Nichtsdestotrotz zeigte sich Ingo Gerhartz, Generalinspekteur der Luftwaffe, bei der symbolischen Übergabe der neuen Maschine heute Mittag auf der ILA in Berlin höchst erfreut. "Für mich steht im Vordergrund, dass der Airbus A321 Long Range im grauen Anstrich ein klares Signal an die Truppe sendet. Die Soldatinnen und Soldaten der Bundeswehr freuen sich über den neuen Truppentransporter", so der Luftwaffenchef. Die Kabine sei ein "Upgrade in die Military Business Class", erklärte Gerhartz weiter.

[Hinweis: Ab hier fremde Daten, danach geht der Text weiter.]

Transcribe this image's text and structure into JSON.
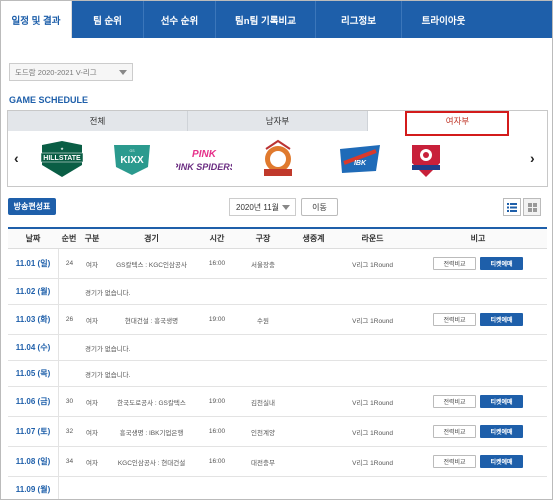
{
  "nav": {
    "tabs": [
      {
        "label": "일정 및 결과",
        "active": true
      },
      {
        "label": "팀 순위"
      },
      {
        "label": "선수 순위"
      },
      {
        "label": "팀n팀 기록비교"
      },
      {
        "label": "리그정보"
      },
      {
        "label": "트라이아웃"
      }
    ]
  },
  "season_select": {
    "value": "도드람 2020-2021 V-리그"
  },
  "section_title": "GAME SCHEDULE",
  "gender_tabs": [
    {
      "label": "전체"
    },
    {
      "label": "남자부"
    },
    {
      "label": "여자부",
      "active": true
    }
  ],
  "teams": [
    {
      "icon": "hillstate-logo",
      "text": "HILLSTATE"
    },
    {
      "icon": "kixx-logo",
      "text": "KIXX"
    },
    {
      "icon": "pink-spiders-logo",
      "text": "PINK SPIDERS"
    },
    {
      "icon": "kgc-logo",
      "text": ""
    },
    {
      "icon": "altos-logo",
      "text": ""
    },
    {
      "icon": "heungkuk-logo",
      "text": ""
    }
  ],
  "controls": {
    "broadcast_label": "방송편성표",
    "month_value": "2020년 11월",
    "move_label": "이동"
  },
  "table": {
    "headers": [
      "날짜",
      "순번",
      "구분",
      "경기",
      "시간",
      "구장",
      "생중계",
      "라운드",
      "비고"
    ],
    "compare_label": "전력비교",
    "ticket_label": "티켓예매",
    "no_game_text": "경기가 없습니다.",
    "rows": [
      {
        "date": "11.01 (일)",
        "no": "24",
        "div": "여자",
        "game": "GS칼텍스 : KGC인삼공사",
        "time": "16:00",
        "venue": "서울장충",
        "round": "V리그 1Round"
      },
      {
        "date": "11.02 (월)"
      },
      {
        "date": "11.03 (화)",
        "no": "26",
        "div": "여자",
        "game": "현대건설 : 흥국생명",
        "time": "19:00",
        "venue": "수원",
        "round": "V리그 1Round"
      },
      {
        "date": "11.04 (수)"
      },
      {
        "date": "11.05 (목)"
      },
      {
        "date": "11.06 (금)",
        "no": "30",
        "div": "여자",
        "game": "한국도로공사 : GS칼텍스",
        "time": "19:00",
        "venue": "김천실내",
        "round": "V리그 1Round"
      },
      {
        "date": "11.07 (토)",
        "no": "32",
        "div": "여자",
        "game": "흥국생명 : IBK기업은행",
        "time": "16:00",
        "venue": "인천계양",
        "round": "V리그 1Round"
      },
      {
        "date": "11.08 (일)",
        "no": "34",
        "div": "여자",
        "game": "KGC인삼공사 : 현대건설",
        "time": "16:00",
        "venue": "대전충무",
        "round": "V리그 1Round"
      },
      {
        "date": "11.09 (월)"
      }
    ]
  }
}
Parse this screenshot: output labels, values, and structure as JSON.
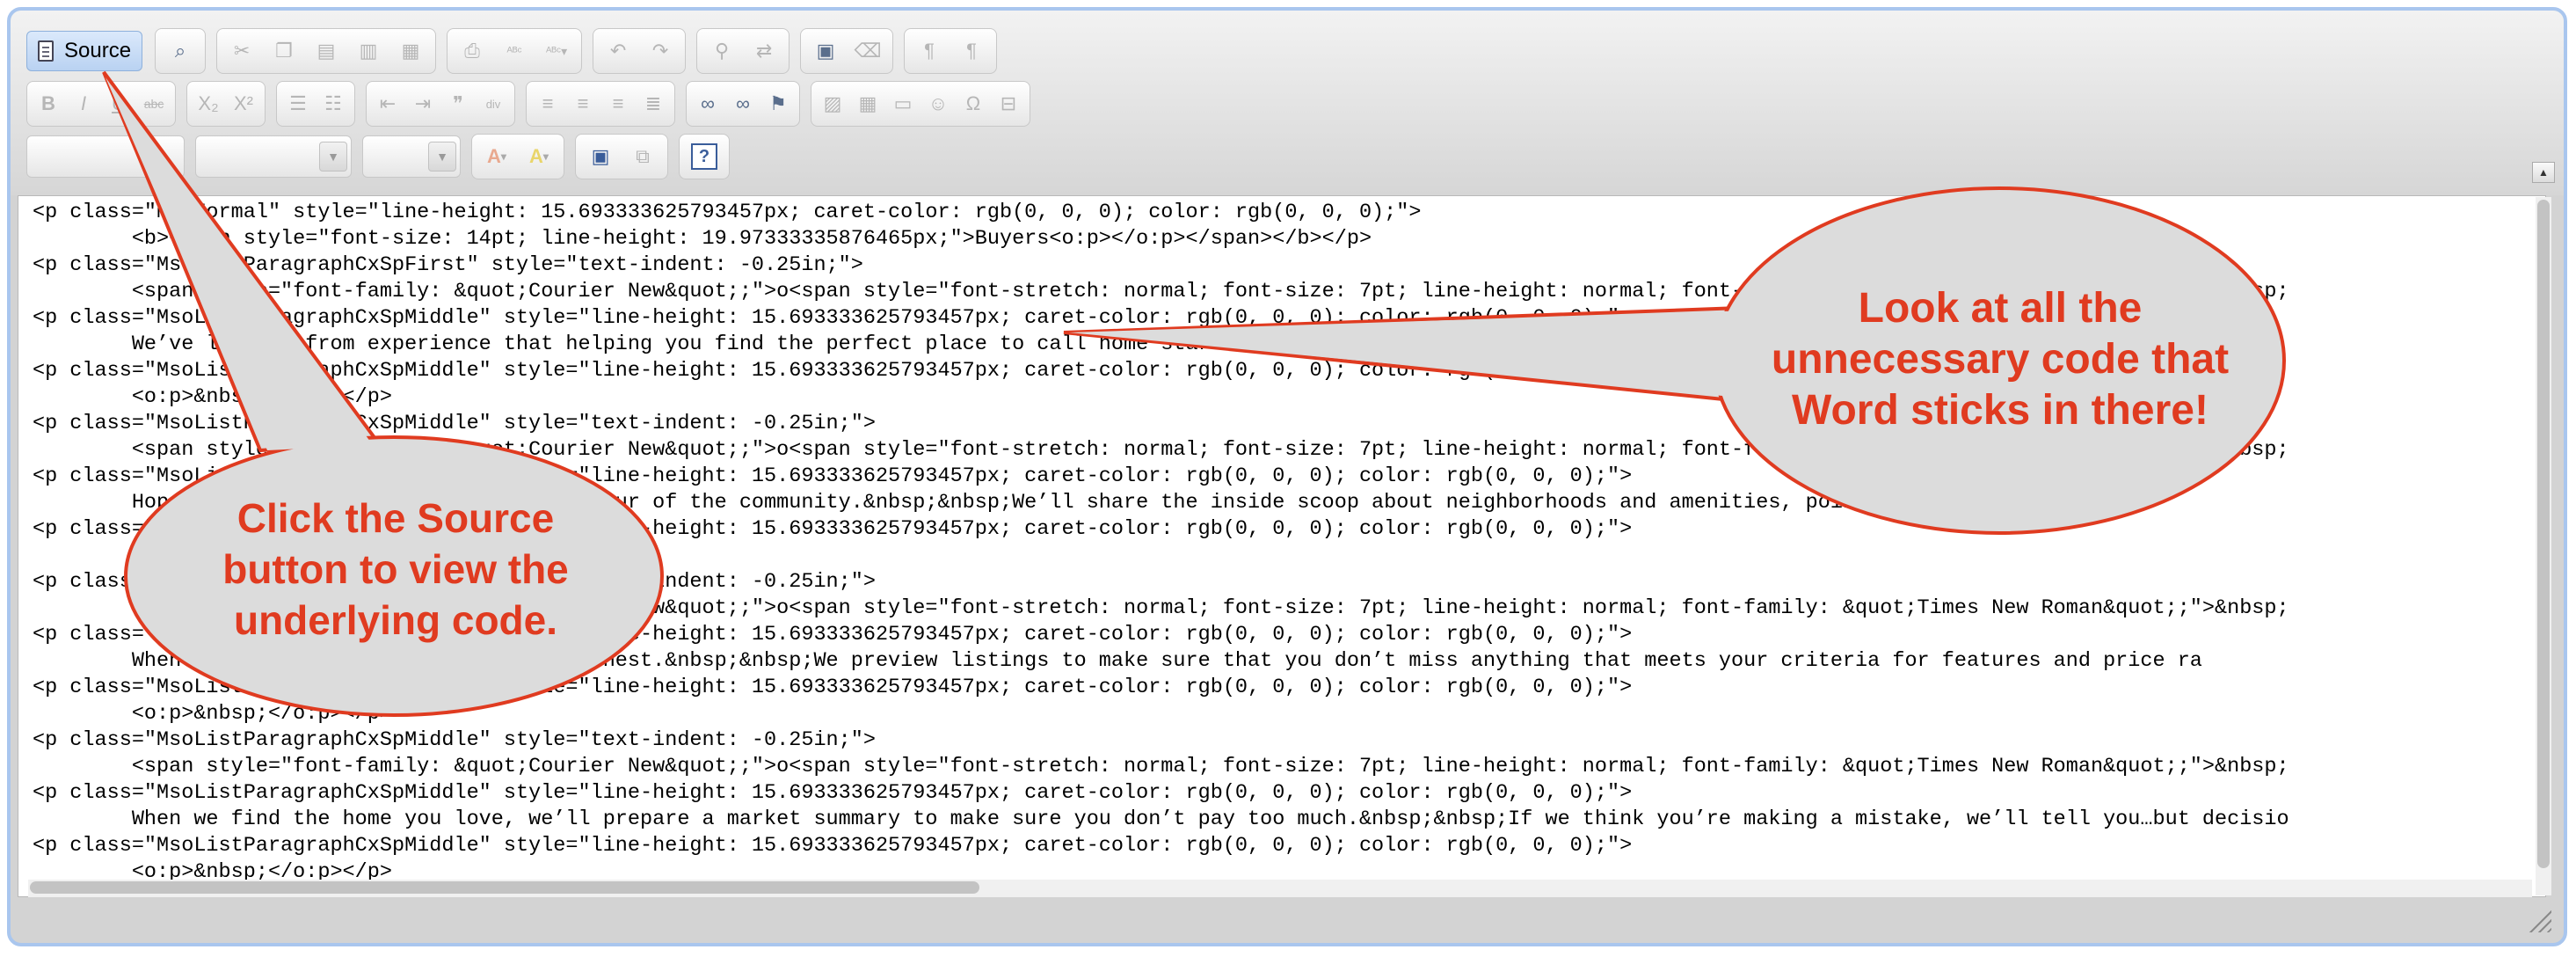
{
  "toolbar": {
    "source_label": "Source",
    "row1_icons": [
      "preview-icon",
      "cut-icon",
      "copy-icon",
      "paste-icon",
      "paste-text-icon",
      "paste-word-icon",
      "print-icon",
      "spellcheck-icon",
      "spellcheck-menu-icon",
      "undo-icon",
      "redo-icon",
      "find-icon",
      "replace-icon",
      "select-all-icon",
      "remove-format-icon",
      "ltr-icon",
      "rtl-icon"
    ],
    "row2_icons": [
      "bold-icon",
      "italic-icon",
      "underline-icon",
      "strike-icon",
      "subscript-icon",
      "superscript-icon",
      "numbered-list-icon",
      "bulleted-list-icon",
      "outdent-icon",
      "indent-icon",
      "blockquote-icon",
      "div-icon",
      "align-left-icon",
      "align-center-icon",
      "align-right-icon",
      "justify-icon",
      "link-icon",
      "unlink-icon",
      "anchor-icon",
      "image-icon",
      "table-icon",
      "horizontal-rule-icon",
      "smiley-icon",
      "special-char-icon",
      "page-break-icon"
    ],
    "row3_icons": [
      "text-color-icon",
      "bg-color-icon",
      "maximize-icon",
      "show-blocks-icon",
      "help-icon"
    ],
    "text_color_letter": "A",
    "bg_color_letter": "A",
    "help_glyph": "?"
  },
  "source_lines": [
    "<p class=\"MsoNormal\" style=\"line-height: 15.693333625793457px; caret-color: rgb(0, 0, 0); color: rgb(0, 0, 0);\">",
    "        <b><span style=\"font-size: 14pt; line-height: 19.97333335876465px;\">Buyers<o:p></o:p></span></b></p>",
    "<p class=\"MsoListParagraphCxSpFirst\" style=\"text-indent: -0.25in;\">",
    "        <span style=\"font-family: &quot;Courier New&quot;;\">o<span style=\"font-stretch: normal; font-size: 7pt; line-height: normal; font-family: &quot;Times New Roman&quot;;\">&nbsp;",
    "<p class=\"MsoListParagraphCxSpMiddle\" style=\"line-height: 15.693333625793457px; caret-color: rgb(0, 0, 0); color: rgb(0, 0, 0);\">",
    "        We’ve learned from experience that helping you find the perfect place to call home starts with listening.&nbsp;&nbsp;Do you need 3 bedrooms (but",
    "<p class=\"MsoListParagraphCxSpMiddle\" style=\"line-height: 15.693333625793457px; caret-color: rgb(0, 0, 0); color: rgb(0, 0, 0);\">",
    "        <o:p>&nbsp;</o:p></p>",
    "<p class=\"MsoListParagraphCxSpMiddle\" style=\"text-indent: -0.25in;\">",
    "        <span style=\"font-family: &quot;Courier New&quot;;\">o<span style=\"font-stretch: normal; font-size: 7pt; line-height: normal; font-family: &quot;Times New Roman&quot;;\">&nbsp;",
    "<p class=\"MsoListParagraphCxSpMiddle\" style=\"line-height: 15.693333625793457px; caret-color: rgb(0, 0, 0); color: rgb(0, 0, 0);\">",
    "        Hop in the car with your agent for a tour of the community.&nbsp;&nbsp;We’ll share the inside scoop about neighborhoods and amenities, pointing out the pro",
    "<p class=\"MsoListParagraphCxSpMiddle\" style=\"line-height: 15.693333625793457px; caret-color: rgb(0, 0, 0); color: rgb(0, 0, 0);\">",
    "",
    "<p class=\"MsoListParagraphCxSpMiddle\" style=\"text-indent: -0.25in;\">",
    "        <span style=\"font-family: &quot;Courier New&quot;;\">o<span style=\"font-stretch: normal; font-size: 7pt; line-height: normal; font-family: &quot;Times New Roman&quot;;\">&nbsp;",
    "<p class=\"MsoListParagraphCxSpMiddle\" style=\"line-height: 15.693333625793457px; caret-color: rgb(0, 0, 0); color: rgb(0, 0, 0);\">",
    "        When you’re ready, we’ll search in earnest.&nbsp;&nbsp;We preview listings to make sure that you don’t miss anything that meets your criteria for features and price ra",
    "<p class=\"MsoListParagraphCxSpMiddle\" style=\"line-height: 15.693333625793457px; caret-color: rgb(0, 0, 0); color: rgb(0, 0, 0);\">",
    "        <o:p>&nbsp;</o:p></p>",
    "<p class=\"MsoListParagraphCxSpMiddle\" style=\"text-indent: -0.25in;\">",
    "        <span style=\"font-family: &quot;Courier New&quot;;\">o<span style=\"font-stretch: normal; font-size: 7pt; line-height: normal; font-family: &quot;Times New Roman&quot;;\">&nbsp;",
    "<p class=\"MsoListParagraphCxSpMiddle\" style=\"line-height: 15.693333625793457px; caret-color: rgb(0, 0, 0); color: rgb(0, 0, 0);\">",
    "        When we find the home you love, we’ll prepare a market summary to make sure you don’t pay too much.&nbsp;&nbsp;If we think you’re making a mistake, we’ll tell you…but decisio",
    "<p class=\"MsoListParagraphCxSpMiddle\" style=\"line-height: 15.693333625793457px; caret-color: rgb(0, 0, 0); color: rgb(0, 0, 0);\">",
    "        <o:p>&nbsp;</o:p></p>"
  ],
  "callouts": {
    "source_hint": {
      "lines": [
        "Click the Source",
        "button to view the",
        "underlying code."
      ]
    },
    "code_hint": {
      "lines": [
        "Look at all the",
        "unnecessary code that",
        "Word sticks in there!"
      ]
    }
  },
  "colors": {
    "callout_text": "#e03b20",
    "callout_fill": "#dcdcdc",
    "callout_stroke": "#e03b20",
    "frame_border": "#a9c6ee"
  }
}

Benedikt Zimmer, Staatssekretär im Verteidigungsministerium, unterstrich, dass von der Finanzierungszusage bis zur Auslieferung der A321LR nur zwei Jahre vergangen seien. "Ein Beispiel dafür, wie schnell die Beschaffung marktverfügbarer Produkte laufen kann."

Messe Berlin
Vorerst durften die Offiziellen der Flugbereitschaft nur ein Modell ihres neuen Flugzeugs mit nach Hause nehmen. Das Original flog zurück nach Hamburg.

Bald erste Einsätze

Direkt mitnehmen konnte die Luftwaffe den Neuzugang mit der Taktischen Kennung 15+10 allerdings nicht. Stattdessen fliegt die A321LR zunächst wieder zurück nach Hamburg, denn der bislang zivil zugelassenen Maschine fehlt noch das finale "Go!" in Form der offiziellen militärischen Zulassung. Das sei im Normalfall jedoch nur eine Frage von Tagen bis wenigen Wochen, so Lufthansa Technik-Sprecher Michael Lagemann. Die ersten Flight-, Cabin- und Technik-Crews der Luftwaffe seien bereits durch Lufthansa Technik und Lufthansa Technical Training geschult worden. Damit kann die Flugbereitschaft sofort loslegen, sobald die Behörden grünes Licht geben. "Unser neuer Airbus wird schon bald in Richtung Westen über den Atlantik fliegen, um beispielsweise Wechselcrews der Marine in Lateinamerika abzuholen, er wird unsere Heeres-Kameraden nach Litauen fliegen oder unsere Soldatinnen und Soldaten nach Afrika", erklärte Ingo Gerhartz erwartungsfroh.